ABSTRACT

Those who flaunted ideologies, said Camus, never had an ideology, and what they advocated was action-for-action's sake, which Camus called “a movement of action”, and we call here a “Community of Experience”. They were “men of action who had no faith”. The paradox of Hitler was his desire to found a stable regime on sheer movement and negativity. Camus declared, “Rauschning is right in saying in his book The Revolution of Nihilism that Hitler's revolution is pure dynamism”. The chapter will examine Camus' reflections on Jünger's Fascism. Camus and Jünger shared a fundamental understanding of the appeal of fascism as a community of experience. At the same time, Camus resisted the appeal, while Jünger embraced it. According to Camus, the empire that Ernst Jünger envisioned was both a factory and an army camp.
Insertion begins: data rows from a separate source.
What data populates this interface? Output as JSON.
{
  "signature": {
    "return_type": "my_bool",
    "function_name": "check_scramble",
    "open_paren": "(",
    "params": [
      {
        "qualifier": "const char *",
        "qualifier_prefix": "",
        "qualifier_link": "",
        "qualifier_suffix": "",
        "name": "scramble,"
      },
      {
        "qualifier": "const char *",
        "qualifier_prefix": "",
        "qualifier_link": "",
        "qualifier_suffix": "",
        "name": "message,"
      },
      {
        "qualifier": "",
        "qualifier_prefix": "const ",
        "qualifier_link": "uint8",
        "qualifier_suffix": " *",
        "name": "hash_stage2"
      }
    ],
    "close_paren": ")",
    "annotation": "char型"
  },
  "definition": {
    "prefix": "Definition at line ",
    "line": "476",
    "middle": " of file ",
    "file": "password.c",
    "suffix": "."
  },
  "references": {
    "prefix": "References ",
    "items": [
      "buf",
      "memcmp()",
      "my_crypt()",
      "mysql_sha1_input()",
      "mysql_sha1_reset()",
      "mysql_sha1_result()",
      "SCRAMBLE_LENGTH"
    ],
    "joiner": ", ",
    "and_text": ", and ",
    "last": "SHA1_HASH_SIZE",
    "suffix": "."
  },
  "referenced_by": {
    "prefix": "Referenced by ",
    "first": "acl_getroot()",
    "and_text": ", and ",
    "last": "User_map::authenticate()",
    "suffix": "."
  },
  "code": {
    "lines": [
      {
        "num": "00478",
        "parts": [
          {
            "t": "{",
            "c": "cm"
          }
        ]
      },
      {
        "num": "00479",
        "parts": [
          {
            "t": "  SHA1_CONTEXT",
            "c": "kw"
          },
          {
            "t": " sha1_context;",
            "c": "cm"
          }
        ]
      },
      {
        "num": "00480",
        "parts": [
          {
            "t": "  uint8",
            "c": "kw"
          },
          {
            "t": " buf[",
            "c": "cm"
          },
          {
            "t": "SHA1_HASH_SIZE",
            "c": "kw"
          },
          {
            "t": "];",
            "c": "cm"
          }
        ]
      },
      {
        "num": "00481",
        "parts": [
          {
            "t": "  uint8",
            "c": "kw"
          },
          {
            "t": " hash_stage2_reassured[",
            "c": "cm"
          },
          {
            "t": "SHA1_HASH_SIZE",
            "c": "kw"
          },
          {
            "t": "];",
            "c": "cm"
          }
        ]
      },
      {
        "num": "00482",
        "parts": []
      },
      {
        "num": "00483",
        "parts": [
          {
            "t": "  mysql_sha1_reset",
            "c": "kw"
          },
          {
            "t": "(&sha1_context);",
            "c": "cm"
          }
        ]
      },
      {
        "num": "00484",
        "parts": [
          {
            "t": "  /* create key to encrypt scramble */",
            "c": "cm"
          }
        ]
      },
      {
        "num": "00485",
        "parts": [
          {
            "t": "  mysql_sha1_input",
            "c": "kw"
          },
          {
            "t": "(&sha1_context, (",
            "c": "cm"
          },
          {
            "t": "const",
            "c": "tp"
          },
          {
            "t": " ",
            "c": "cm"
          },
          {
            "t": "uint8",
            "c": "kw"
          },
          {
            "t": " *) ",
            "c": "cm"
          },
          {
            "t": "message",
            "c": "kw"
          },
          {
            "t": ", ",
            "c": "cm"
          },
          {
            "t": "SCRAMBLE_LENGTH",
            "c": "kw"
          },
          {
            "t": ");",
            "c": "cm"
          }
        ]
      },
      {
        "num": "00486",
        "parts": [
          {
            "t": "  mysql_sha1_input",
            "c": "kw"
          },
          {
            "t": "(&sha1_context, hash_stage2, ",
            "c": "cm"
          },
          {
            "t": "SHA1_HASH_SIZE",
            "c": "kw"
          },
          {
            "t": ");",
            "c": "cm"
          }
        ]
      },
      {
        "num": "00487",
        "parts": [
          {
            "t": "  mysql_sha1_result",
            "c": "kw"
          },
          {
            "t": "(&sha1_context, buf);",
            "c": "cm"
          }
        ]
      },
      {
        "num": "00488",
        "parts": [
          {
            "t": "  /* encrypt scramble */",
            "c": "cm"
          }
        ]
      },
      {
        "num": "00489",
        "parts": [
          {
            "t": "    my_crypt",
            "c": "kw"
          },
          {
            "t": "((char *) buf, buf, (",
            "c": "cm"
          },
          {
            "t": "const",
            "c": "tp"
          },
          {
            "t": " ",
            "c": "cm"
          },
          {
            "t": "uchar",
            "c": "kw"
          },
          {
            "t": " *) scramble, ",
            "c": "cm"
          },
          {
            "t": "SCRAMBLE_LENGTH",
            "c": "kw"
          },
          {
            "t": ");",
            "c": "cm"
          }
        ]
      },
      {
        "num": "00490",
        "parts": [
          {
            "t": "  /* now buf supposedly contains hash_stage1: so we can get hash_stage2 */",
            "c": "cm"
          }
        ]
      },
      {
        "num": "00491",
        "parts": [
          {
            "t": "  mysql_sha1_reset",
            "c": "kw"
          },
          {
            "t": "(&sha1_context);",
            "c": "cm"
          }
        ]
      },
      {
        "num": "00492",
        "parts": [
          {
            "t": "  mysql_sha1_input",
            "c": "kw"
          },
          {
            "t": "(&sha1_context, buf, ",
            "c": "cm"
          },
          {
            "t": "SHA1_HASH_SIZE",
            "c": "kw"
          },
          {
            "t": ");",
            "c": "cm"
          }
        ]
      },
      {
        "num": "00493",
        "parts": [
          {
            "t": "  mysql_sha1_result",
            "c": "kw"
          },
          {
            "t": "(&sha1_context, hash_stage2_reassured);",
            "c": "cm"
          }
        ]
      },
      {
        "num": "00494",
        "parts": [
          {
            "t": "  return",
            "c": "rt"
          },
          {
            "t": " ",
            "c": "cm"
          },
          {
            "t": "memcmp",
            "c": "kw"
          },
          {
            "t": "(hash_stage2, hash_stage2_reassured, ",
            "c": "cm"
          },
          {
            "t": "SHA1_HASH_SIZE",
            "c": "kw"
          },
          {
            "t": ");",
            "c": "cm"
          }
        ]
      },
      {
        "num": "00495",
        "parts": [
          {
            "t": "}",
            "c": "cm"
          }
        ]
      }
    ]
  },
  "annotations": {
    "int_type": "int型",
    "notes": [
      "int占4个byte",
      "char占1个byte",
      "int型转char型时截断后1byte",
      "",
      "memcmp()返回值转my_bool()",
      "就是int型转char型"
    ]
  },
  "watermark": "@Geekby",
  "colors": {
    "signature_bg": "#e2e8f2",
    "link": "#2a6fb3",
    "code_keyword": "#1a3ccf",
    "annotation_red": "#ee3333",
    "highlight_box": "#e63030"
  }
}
The Jüngerian doctrine, for Camus, was the “intellectual superstructure” of the Nazi political programme. Jünger at that time was the most important writer who had not emigrated from Germany, and he hardly ever sought to oppose or protest the use the Nazis made of his name as a soldier and patriot in order to glorify their objectives. Although Jünger had never been a member of the Nazi party, he was seen by Camus, as well as by some of the Nazis, as an author who promoted Nazism spiritually.